I have lived with mimosa for many years without any signs of invasiveness from Alabama to Oklahoma. I daily roam quite far afield examining flora, fauna, and water creatures always keeping an eye for useful or invasive species.
There is currently 3 mimosa within sight of my house that have shown no signs of invasiveness. The largest is about 15 years old, I tried to collect seed from the plant but close examination shows 95% damage due to a tiny larvae that bores into the pods. The rest don't sprout, I couldn't even get any to germinate in paper towels. I am trying to study the larvae with amateur equipment, I'm afraid.
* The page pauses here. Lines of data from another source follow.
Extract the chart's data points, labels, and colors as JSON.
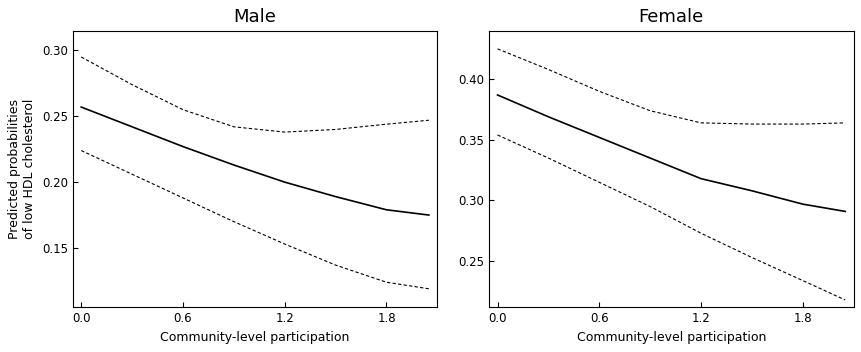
{
  "male": {
    "title": "Male",
    "x": [
      0.0,
      0.3,
      0.6,
      0.9,
      1.2,
      1.5,
      1.8,
      2.05
    ],
    "solid": [
      0.257,
      0.242,
      0.227,
      0.213,
      0.2,
      0.189,
      0.179,
      0.175
    ],
    "upper_ci": [
      0.295,
      0.274,
      0.255,
      0.242,
      0.238,
      0.24,
      0.244,
      0.247
    ],
    "lower_ci": [
      0.224,
      0.206,
      0.188,
      0.17,
      0.153,
      0.137,
      0.124,
      0.119
    ],
    "ylim": [
      0.105,
      0.315
    ],
    "yticks": [
      0.15,
      0.2,
      0.25,
      0.3
    ],
    "xticks": [
      0.0,
      0.6,
      1.2,
      1.8
    ],
    "xlabel": "Community-level participation",
    "ylabel": "Predicted probabilities\nof low HDL cholesterol"
  },
  "female": {
    "title": "Female",
    "x": [
      0.0,
      0.3,
      0.6,
      0.9,
      1.2,
      1.5,
      1.8,
      2.05
    ],
    "solid": [
      0.387,
      0.369,
      0.352,
      0.335,
      0.318,
      0.308,
      0.297,
      0.291
    ],
    "upper_ci": [
      0.425,
      0.408,
      0.39,
      0.374,
      0.364,
      0.363,
      0.363,
      0.364
    ],
    "lower_ci": [
      0.354,
      0.335,
      0.315,
      0.295,
      0.273,
      0.253,
      0.234,
      0.218
    ],
    "ylim": [
      0.212,
      0.44
    ],
    "yticks": [
      0.25,
      0.3,
      0.35,
      0.4
    ],
    "xticks": [
      0.0,
      0.6,
      1.2,
      1.8
    ],
    "xlabel": "Community-level participation",
    "ylabel": ""
  },
  "line_color": "#000000",
  "bg_color": "#ffffff",
  "title_fontsize": 13,
  "label_fontsize": 9,
  "tick_fontsize": 8.5
}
So I dug up a rare small volunteer and planted it in my yard alongside a native mulberry with the constraint that the first one to five feet could remain. I had to cut the mimosa. I just needed something to cover my propane tank and the size and habit of mimosa makes it the preferred plant, constraints aside,
It's my grandmother's fault, way back in Daviston, Alabama who had one when I was a boy. I'm still looking for another one.
One thing I don't see in the comments is about the roots. My neighbor has a mimosa that grows close to the fence dividing us. I can't plant anything on my side of the fence close because the roots of the mimosa are so invasive they choke out my plants. If I dig, I find a mass of hair-like roots crowding out my plants. Personally this the killer for me. I have a great dislike for this tree.